Plus de 10000 jeunes livrés à la famine en cette période de précarité sanitaire lancent un appel à la détresse. Surendettés depuis plusieurs mois, ces enseignants contractuels réjouis par une initiative sociale du gouvernement se retrouvent pris dans les mailles de l’exploitation. Ils se sont endettés pour se former. Une fois affectés, ces jeunes vulnérables ne sont pas sortis de l’ornière. Engloutis dans la précarité, ils supplient trois(3) mois d’arriérés de salaires.

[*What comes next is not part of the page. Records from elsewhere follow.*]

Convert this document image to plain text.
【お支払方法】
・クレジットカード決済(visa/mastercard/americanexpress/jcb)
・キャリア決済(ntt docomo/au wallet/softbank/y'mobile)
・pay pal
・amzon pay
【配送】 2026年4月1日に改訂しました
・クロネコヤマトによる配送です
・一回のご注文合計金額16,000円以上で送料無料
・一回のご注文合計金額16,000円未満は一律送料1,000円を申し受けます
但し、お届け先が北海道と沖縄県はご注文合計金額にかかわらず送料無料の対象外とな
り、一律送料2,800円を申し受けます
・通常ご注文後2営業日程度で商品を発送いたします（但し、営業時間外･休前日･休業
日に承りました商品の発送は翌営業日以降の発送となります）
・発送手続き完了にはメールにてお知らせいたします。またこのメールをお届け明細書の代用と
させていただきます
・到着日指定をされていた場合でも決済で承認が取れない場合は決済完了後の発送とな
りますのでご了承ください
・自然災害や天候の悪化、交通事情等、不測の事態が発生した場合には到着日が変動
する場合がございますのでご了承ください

« J’aimerais vraiment faire une doléance au gouvernement ivoirien concernant le traitement des enseignants contractuels de Côte d’Ivoire. Cela fait cinq(5) mois que nous avons été balancés un peu partout dans le pays, sans aucune mesure d’accompagnement », déplore cet enseignant recruté dans le cadre d’un programme social mais devenu lui-même un cas social. Ils sont plus de 10000 jeunes attirés dans l’espérance du travail décent promue par le gouvernement de Côte d’Ivoire. Ce recrutement avec un salaire payé à moitié n’a pas freiné le dynamisme du volontarisme de cette jeunesse. Par ailleurs, depuis la formation jusqu’au lieu d’affectation le calvaire les tient en laisse.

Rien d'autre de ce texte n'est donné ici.